Defekte Dichtungen lassen Falschluft einströmen
Wenn die Türdichtung des Kaminofens porös oder beschädigt ist, strömt unkontrolliert Luft in den Brennraum. Dadurch wird das Feuer ungewollt stärker angefacht. Sie können die Dichtung einfach prüfen: Klemmen Sie ein Blatt Papier in die geschlossene Ofentür. Lässt es sich leicht herausziehen, ist die Dichtung nicht mehr dicht und sollte ersetzt werden.
Es kann auch bei sehr preiswerten Öfen sein, dass die Türen sich verzogen haben durch Einpunkt Verschluss, dünnere Materialstärken oder Überhitzung.

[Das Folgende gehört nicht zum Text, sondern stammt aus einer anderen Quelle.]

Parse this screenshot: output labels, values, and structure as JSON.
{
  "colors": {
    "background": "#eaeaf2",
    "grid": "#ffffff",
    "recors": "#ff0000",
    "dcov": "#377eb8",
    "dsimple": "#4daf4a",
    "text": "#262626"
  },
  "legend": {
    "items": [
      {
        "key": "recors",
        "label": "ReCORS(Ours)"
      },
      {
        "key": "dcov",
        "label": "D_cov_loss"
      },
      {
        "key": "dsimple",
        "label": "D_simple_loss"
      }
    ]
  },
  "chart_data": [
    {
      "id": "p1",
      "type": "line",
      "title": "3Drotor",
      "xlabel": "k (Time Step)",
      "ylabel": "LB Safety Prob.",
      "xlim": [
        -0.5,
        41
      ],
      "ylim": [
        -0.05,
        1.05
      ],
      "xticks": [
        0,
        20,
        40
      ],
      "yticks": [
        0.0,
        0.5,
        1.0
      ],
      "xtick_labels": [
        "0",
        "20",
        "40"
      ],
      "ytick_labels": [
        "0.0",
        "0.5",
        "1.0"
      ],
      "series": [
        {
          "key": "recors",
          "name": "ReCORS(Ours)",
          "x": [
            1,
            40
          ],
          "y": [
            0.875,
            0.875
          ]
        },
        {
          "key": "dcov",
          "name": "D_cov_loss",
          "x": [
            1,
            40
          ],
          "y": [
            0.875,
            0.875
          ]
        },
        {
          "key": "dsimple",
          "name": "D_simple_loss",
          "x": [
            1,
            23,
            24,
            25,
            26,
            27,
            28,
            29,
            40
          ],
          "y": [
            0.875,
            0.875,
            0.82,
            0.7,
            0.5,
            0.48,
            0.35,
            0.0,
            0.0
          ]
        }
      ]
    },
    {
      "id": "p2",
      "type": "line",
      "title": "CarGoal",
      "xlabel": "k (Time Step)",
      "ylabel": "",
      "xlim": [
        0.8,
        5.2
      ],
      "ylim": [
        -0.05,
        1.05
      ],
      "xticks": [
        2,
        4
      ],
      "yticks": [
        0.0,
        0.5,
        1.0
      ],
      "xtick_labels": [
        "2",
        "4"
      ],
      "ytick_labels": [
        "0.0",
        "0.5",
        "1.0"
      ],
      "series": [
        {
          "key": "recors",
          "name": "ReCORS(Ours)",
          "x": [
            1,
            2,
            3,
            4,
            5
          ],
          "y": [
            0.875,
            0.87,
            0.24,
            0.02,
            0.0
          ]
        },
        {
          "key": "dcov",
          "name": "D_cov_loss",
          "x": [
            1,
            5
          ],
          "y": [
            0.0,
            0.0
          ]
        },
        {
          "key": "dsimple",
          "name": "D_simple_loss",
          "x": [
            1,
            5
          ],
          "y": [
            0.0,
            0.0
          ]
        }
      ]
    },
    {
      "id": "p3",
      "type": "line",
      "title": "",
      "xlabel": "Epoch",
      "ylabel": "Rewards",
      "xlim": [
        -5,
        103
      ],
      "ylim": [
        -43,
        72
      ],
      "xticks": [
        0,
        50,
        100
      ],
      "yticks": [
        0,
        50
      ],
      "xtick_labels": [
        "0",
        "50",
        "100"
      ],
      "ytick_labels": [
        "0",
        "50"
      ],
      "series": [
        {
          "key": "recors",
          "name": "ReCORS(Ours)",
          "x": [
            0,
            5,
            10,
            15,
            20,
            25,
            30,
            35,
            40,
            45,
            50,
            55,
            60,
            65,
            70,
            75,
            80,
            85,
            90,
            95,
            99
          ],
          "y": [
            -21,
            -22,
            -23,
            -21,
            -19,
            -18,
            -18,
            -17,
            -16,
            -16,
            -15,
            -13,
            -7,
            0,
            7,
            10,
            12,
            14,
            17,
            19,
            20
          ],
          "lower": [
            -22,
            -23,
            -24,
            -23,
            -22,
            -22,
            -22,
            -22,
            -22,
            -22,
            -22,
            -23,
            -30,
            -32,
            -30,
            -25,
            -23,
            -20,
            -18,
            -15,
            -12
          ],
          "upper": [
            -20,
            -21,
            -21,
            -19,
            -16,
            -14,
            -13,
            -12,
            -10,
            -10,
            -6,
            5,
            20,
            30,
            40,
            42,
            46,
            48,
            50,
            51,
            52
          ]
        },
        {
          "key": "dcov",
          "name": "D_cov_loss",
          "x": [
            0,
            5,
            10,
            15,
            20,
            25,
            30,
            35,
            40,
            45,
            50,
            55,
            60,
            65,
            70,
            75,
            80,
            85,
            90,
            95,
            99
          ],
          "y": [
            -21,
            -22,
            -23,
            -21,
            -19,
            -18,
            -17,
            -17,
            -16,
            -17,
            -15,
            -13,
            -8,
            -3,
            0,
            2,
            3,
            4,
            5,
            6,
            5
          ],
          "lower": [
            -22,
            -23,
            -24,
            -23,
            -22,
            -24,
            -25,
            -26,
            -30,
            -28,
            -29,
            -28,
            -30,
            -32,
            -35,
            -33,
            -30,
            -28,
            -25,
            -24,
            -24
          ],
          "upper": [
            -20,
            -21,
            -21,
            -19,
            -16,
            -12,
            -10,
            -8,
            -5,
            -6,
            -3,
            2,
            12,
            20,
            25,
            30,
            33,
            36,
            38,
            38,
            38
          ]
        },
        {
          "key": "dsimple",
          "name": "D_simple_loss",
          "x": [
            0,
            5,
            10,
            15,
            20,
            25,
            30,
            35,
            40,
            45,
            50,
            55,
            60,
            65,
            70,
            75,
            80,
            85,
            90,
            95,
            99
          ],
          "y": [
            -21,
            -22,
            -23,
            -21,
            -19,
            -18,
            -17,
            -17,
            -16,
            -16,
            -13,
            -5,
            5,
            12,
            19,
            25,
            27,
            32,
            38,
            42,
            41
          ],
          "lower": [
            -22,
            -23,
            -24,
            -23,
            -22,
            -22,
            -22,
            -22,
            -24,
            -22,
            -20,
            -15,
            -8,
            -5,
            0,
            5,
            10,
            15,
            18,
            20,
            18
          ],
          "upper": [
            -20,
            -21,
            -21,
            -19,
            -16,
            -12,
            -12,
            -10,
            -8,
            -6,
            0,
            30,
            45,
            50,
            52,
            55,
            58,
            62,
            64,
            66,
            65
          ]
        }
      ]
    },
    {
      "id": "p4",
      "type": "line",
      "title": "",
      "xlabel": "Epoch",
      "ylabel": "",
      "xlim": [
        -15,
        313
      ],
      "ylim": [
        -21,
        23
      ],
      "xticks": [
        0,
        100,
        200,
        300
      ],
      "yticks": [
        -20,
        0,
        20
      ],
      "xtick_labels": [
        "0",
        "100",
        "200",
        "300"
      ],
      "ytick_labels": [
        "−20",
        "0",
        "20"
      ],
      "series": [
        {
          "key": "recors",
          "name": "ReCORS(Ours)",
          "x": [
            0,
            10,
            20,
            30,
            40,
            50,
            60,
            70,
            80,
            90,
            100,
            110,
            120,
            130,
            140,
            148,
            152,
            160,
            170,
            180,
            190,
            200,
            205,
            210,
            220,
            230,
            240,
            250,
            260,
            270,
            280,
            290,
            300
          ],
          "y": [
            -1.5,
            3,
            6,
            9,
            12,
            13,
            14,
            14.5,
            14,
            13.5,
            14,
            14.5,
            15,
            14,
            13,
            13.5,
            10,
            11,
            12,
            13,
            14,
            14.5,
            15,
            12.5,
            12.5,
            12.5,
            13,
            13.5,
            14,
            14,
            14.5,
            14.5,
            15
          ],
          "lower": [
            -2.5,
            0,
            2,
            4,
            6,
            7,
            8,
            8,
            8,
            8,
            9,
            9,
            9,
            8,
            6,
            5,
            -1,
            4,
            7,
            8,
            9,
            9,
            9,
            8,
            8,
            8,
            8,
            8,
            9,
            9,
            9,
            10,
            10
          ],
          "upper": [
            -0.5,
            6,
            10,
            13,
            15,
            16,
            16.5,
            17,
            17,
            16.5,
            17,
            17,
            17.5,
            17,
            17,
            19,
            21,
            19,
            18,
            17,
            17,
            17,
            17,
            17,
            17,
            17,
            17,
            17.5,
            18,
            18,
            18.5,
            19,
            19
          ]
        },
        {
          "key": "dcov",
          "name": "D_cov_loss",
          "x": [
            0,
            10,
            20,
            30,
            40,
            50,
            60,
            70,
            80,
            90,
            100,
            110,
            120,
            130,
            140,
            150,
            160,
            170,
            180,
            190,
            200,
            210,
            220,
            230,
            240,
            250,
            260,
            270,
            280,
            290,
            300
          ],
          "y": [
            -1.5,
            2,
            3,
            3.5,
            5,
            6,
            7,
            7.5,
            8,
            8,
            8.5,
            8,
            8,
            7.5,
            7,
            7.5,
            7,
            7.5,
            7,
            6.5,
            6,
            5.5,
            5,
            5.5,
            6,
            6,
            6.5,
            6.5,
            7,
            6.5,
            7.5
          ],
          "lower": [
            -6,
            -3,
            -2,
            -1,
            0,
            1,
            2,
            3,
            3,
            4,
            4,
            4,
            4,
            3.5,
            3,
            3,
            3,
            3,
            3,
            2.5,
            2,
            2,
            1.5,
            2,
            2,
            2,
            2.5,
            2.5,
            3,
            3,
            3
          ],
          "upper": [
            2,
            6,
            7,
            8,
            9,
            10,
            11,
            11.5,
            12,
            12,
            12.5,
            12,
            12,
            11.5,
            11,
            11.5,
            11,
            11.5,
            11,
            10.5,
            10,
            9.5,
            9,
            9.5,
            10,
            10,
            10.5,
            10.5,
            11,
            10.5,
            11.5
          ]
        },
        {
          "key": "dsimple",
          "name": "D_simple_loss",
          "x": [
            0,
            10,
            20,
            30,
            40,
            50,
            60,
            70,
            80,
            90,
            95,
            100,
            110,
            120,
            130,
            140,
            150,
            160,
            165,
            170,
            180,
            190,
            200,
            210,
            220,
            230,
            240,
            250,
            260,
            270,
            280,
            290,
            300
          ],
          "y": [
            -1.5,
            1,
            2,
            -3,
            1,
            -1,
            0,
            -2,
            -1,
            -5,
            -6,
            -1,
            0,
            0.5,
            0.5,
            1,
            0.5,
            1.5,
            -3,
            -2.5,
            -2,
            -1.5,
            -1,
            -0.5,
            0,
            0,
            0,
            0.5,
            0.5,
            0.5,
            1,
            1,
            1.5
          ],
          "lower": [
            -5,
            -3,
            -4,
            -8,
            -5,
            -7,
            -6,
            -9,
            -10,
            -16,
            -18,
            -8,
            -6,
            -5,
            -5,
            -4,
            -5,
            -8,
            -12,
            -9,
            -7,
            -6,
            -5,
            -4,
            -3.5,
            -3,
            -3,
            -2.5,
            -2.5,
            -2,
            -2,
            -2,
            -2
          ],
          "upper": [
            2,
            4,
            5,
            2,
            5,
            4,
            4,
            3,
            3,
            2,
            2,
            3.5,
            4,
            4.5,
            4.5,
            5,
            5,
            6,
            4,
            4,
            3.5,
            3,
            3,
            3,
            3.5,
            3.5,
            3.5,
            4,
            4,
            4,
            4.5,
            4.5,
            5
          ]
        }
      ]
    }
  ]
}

Hier ist leider nicht mehr viel zu machen, da die Dichtungen das nicht mehr ausgleichen können.
Der Schornsteinfeger hat den Ofen abgenommen. Warum passt er dann nicht?
Das ist eine berechtigte Frage. Die Antwort: Der Schornsteinfeger prüft Sicherheit, nicht Raumeignung. Seine Abnahme bedeutet, dass der Ofen korrekt installiert ist, der Schornstein richtig zieht, die Abgaswerte stimmen und die Abstände zu brennbaren Materialien eingehalten sind. Das ist sein gesetzlicher Auftrag – mehr nicht.
Ob die Kilowattzahl des Ofens zum Wärmebedarf des Raumes passt, ist keine behördliche Prüfpflicht. Daher kommt es auf die Beratungsqualität beim Kauf an. Wer online oder im Baumarkt kauft, bekommt diese Beratung oft nicht.
Wann wird es gefährlich?
Ein dauerhaft überhitzter Kaminofen kann gefährlich werden. Folgende Schäden können entstehen:
Verformung der Rauchleitplatte und der Schließmechanismen
Risse in den Schamottsteinen (dem feuerfesten Innenmaterial)
Bruch der Sichtscheibe durch thermischen Stress
Im schlimmsten Fall: ein Schornsteinbrand durch zu hohe Abgastemperaturen
Achtung: Wenn Flammen beim Öffnen der Brennraumtür bis in den Abzug schlagen, beenden Sie den Betrieb sofort, indem Sie alle Klappen auf Mittelstellung schieben, den Aufstellraum durch offene Fenster oder Türen runterkühlen, um die Temperatur des Ofens leichter aufzunehmen. Lassen Sie anschließend den Ofen von einem Fachmann prüfen. |
Tipp: Was sollten Sie also unternehmen, wenn die Zimmertemperatur zu heiß wird?
Sofort:
Sekundärluftschieber drosseln (aber nicht ganz schließen)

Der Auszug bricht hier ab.